Heute habe ich mein Tagespensum nicht geschafft und hatte riesiges Glück, dass ich kurz vor Dämmerung noch einen Minicamping gefunden habe. Ich bin der einzige Zelter und bekomme den Schlüssel zur Warmdusche. Ansonsten gibt es hier noch ein Plumpsklo und ein Waschbecken.
8.Tag 23.08.2016 Viele Kilometer nach Süden
Heute steht ein Fahrtag an. Richtung Süden. Es geht kurvig wie im Allgäu durch die Berge. Es ist hier touristisch komplett unerschlossen, obwohl Turin keine 50km entfernt ist. Irgendwann wird es dann flacher und weniger kurvig. Nach stundenlanger Kurvenarbeit tut es auch mal gut, einfach nur gerdeaus zu fahren. In der Ebene ist Italien meistens zerfleddert. Irgendwo zwischen frisch erschlossenem Gewerbepark und heruntergekommener Industrieruine. Und ich mache Kilometer. Ohne Navi wäre das alles sehr stressig. Und mit Navi sehr komfortabel. Ich werde direkt auf einen Parkplatz gelotst, von dem man eine ponte diavolo erwandern kann. Ich habe das irgendwann im Winter ausgetüftelt und jetzt freue ich mich über die Abwechslung. Quasi selbst betreutes Fahren. Und plötzlich stehe ich auf den Pflastersteinen eines alten Marktplatz. Unter den Arkaden kann man speisen und ich genehmige mir alici fritte. Ich hatte keine Ahnung was da kommen wird, und jetzt glaube ich, das sind Sardellen.
Ich bin schon 16:00 Uhr auf dem Camping und vertrödel etwas Zeit mit zwei Bikern aus Ravensburg. Sie haben für morgen den gleichen Plan: die Schotterpiste nach Frankreich. Sie haben zwei Motocrossmotorräder im VW-Bus. Mit unter 120 Kilo sind sie die Gazellen auf der Piste, und mein 260 Kilo Monster plus Gepäck ist der Rollator. Ich bin der Meinung, gelesen zu haben, dass man auch mit zivilem Gefährt die Piste fahren kann und darüber waren die Ravensburger nun enttäuscht. Und ich bin jetzt nervös, ob ich nicht doch meine Möglichkeiten überschätze.
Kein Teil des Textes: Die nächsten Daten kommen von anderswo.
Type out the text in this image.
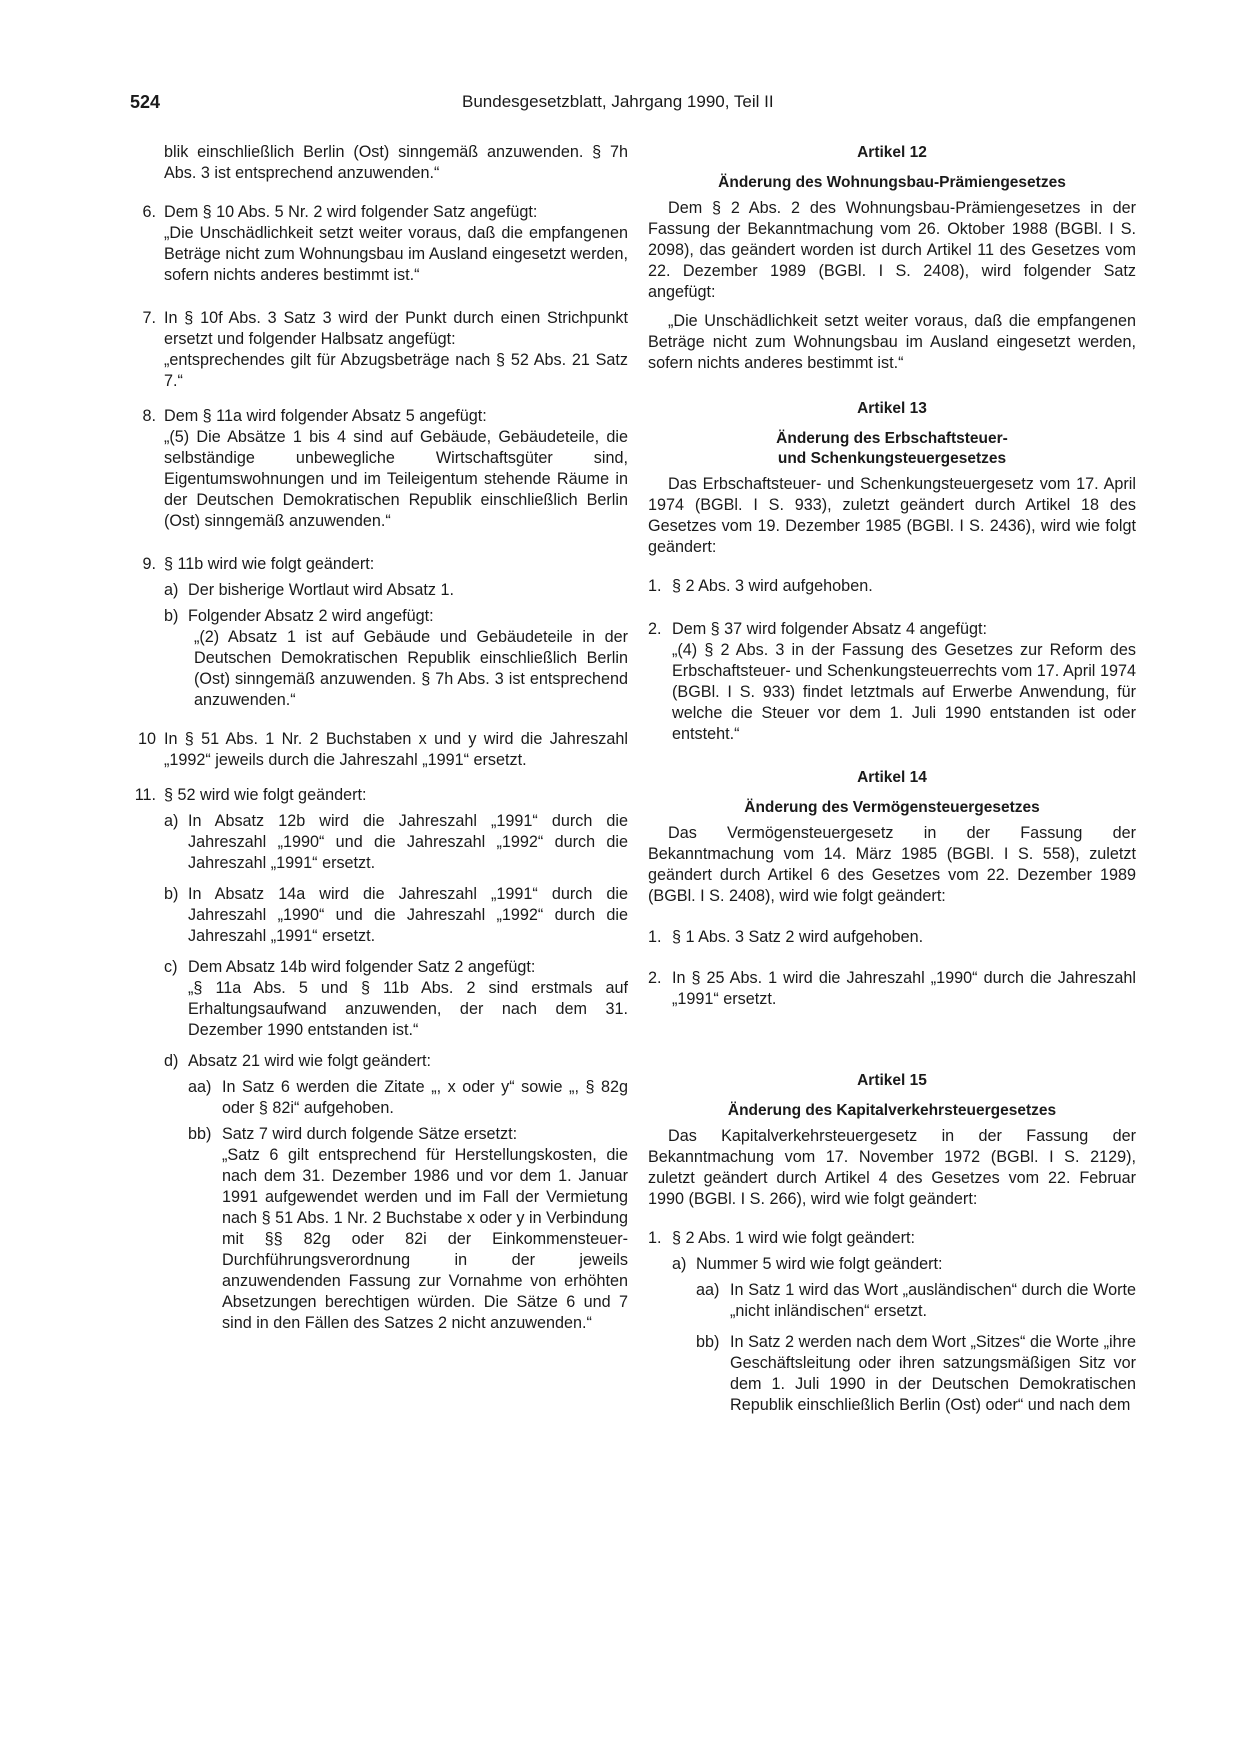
524	Bundesgesetzblatt, Jahrgang 1990, Teil II

blik einschließlich Berlin (Ost) sinngemäß anzuwenden. § 7h Abs. 3 ist entsprechend anzuwenden.“

6. Dem § 10 Abs. 5 Nr. 2 wird folgender Satz angefügt:

„Die Unschädlichkeit setzt weiter voraus, daß die empfangenen Beträge nicht zum Wohnungsbau im Ausland eingesetzt werden, sofern nichts anderes bestimmt ist.“

7. In § 10f Abs. 3 Satz 3 wird der Punkt durch einen Strichpunkt ersetzt und folgender Halbsatz angefügt:

„entsprechendes gilt für Abzugsbeträge nach § 52 Abs. 21 Satz 7.“

8. Dem § 11a wird folgender Absatz 5 angefügt:

„(5) Die Absätze 1 bis 4 sind auf Gebäude, Gebäudeteile, die selbständige unbewegliche Wirtschaftsgüter sind, Eigentumswohnungen und im Teileigentum stehende Räume in der Deutschen Demokratischen Republik einschließlich Berlin (Ost) sinngemäß anzuwenden.“

9. § 11b wird wie folgt geändert:

a) Der bisherige Wortlaut wird Absatz 1.
b) Folgender Absatz 2 wird angefügt:

„(2) Absatz 1 ist auf Gebäude und Gebäudeteile in der Deutschen Demokratischen Republik einschließlich Berlin (Ost) sinngemäß anzuwenden. § 7h Abs. 3 ist entsprechend anzuwenden.“

10 In § 51 Abs. 1 Nr. 2 Buchstaben x und y wird die Jahreszahl „1992“ jeweils durch die Jahreszahl „1991“ ersetzt.

11. § 52 wird wie folgt geändert:

a) In Absatz 12b wird die Jahreszahl „1991“ durch die Jahreszahl „1990“ und die Jahreszahl „1992“ durch die Jahreszahl „1991“ ersetzt.
b) In Absatz 14a wird die Jahreszahl „1991“ durch die Jahreszahl „1990“ und die Jahreszahl „1992“ durch die Jahreszahl „1991“ ersetzt.
c) Dem Absatz 14b wird folgender Satz 2 angefügt:

„§ 11a Abs. 5 und § 11b Abs. 2 sind erstmals auf Erhaltungsaufwand anzuwenden, der nach dem 31. Dezember 1990 entstanden ist.“

d) Absatz 21 wird wie folgt geändert:
aa) In Satz 6 werden die Zitate „, x oder y“ sowie „, § 82g oder § 82i“ aufgehoben.
bb) Satz 7 wird durch folgende Sätze ersetzt:

„Satz 6 gilt entsprechend für Herstellungskosten, die nach dem 31. Dezember 1986 und vor dem 1. Januar 1991 aufgewendet werden und im Fall der Vermietung nach § 51 Abs. 1 Nr. 2 Buchstabe x oder y in Verbindung mit §§ 82g oder 82i der Einkommensteuer-Durchführungsverordnung in der jeweils anzuwendenden Fassung zur Vornahme von erhöhten Absetzungen berechtigen würden. Die Sätze 6 und 7 sind in den Fällen des Satzes 2 nicht anzuwenden.“

Artikel 12

Änderung des Wohnungsbau-Prämiengesetzes

Dem § 2 Abs. 2 des Wohnungsbau-Prämiengesetzes in der Fassung der Bekanntmachung vom 26. Oktober 1988 (BGBl. I S. 2098), das geändert worden ist durch Artikel 11 des Gesetzes vom 22. Dezember 1989 (BGBl. I S. 2408), wird folgender Satz angefügt:

„Die Unschädlichkeit setzt weiter voraus, daß die empfangenen Beträge nicht zum Wohnungsbau im Ausland eingesetzt werden, sofern nichts anderes bestimmt ist.“

Artikel 13

Änderung des Erbschaftsteuer-

und Schenkungsteuergesetzes

Das Erbschaftsteuer- und Schenkungsteuergesetz vom 17. April 1974 (BGBl. I S. 933), zuletzt geändert durch Artikel 18 des Gesetzes vom 19. Dezember 1985 (BGBl. I S. 2436), wird wie folgt geändert:

1. § 2 Abs. 3 wird aufgehoben.
2. Dem § 37 wird folgender Absatz 4 angefügt:

„(4) § 2 Abs. 3 in der Fassung des Gesetzes zur Reform des Erbschaftsteuer- und Schenkungsteuerrechts vom 17. April 1974 (BGBl. I S. 933) findet letztmals auf Erwerbe Anwendung, für welche die Steuer vor dem 1. Juli 1990 entstanden ist oder entsteht.“

Artikel 14

Änderung des Vermögensteuergesetzes

Das Vermögensteuergesetz in der Fassung der Bekanntmachung vom 14. März 1985 (BGBl. I S. 558), zuletzt geändert durch Artikel 6 des Gesetzes vom 22. Dezember 1989 (BGBl. I S. 2408), wird wie folgt geändert:

1. § 1 Abs. 3 Satz 2 wird aufgehoben.
2. In § 25 Abs. 1 wird die Jahreszahl „1990“ durch die Jahreszahl „1991“ ersetzt.

Artikel 15

Änderung des Kapitalverkehrsteuergesetzes

Das Kapitalverkehrsteuergesetz in der Fassung der Bekanntmachung vom 17. November 1972 (BGBl. I S. 2129), zuletzt geändert durch Artikel 4 des Gesetzes vom 22. Februar 1990 (BGBl. I S. 266), wird wie folgt geändert:

1. § 2 Abs. 1 wird wie folgt geändert:
a) Nummer 5 wird wie folgt geändert:
aa) In Satz 1 wird das Wort „ausländischen“ durch die Worte „nicht inländischen“ ersetzt.
bb) In Satz 2 werden nach dem Wort „Sitzes“ die Worte „ihre Geschäftsleitung oder ihren satzungsmäßigen Sitz vor dem 1. Juli 1990 in der Deutschen Demokratischen Republik einschließlich Berlin (Ost) oder“ und nach dem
Abends noch ein paar Meter ins nahe Limone geschlappt. Aber der Ort ist schön und weiß das auch. Also Volksfest. Die Ravensburger sind die kurze Strecke mit dem Bus gefahren. Wenn ich wieder dafür Kapazitäten habe, werde ich dies anprangern. Also die paar Meter.
Es ist richtig Sommer, mittags über 30 Grad, aber sehr angenehm trocken. Der Wetterbericht ist übersichtlich und man kann ihn sich gut für die nächsten 7 Tage merken.
Was ich noch erzählen muss. Man hat mich mit grober Stimme, ich sag mal, angerüffelt. Weil ich auf einem Parkplatz mein Motorrad abgestellt habe. Weil italienische Regel: Autos parken auf Parkplätzen. Motos parken überall, nur nicht auf Parkplätzen. Das ist eine klare und verständliche Regelung, und wenn man sie mir höflich nahelegt, so will ich ja alles richtig machen.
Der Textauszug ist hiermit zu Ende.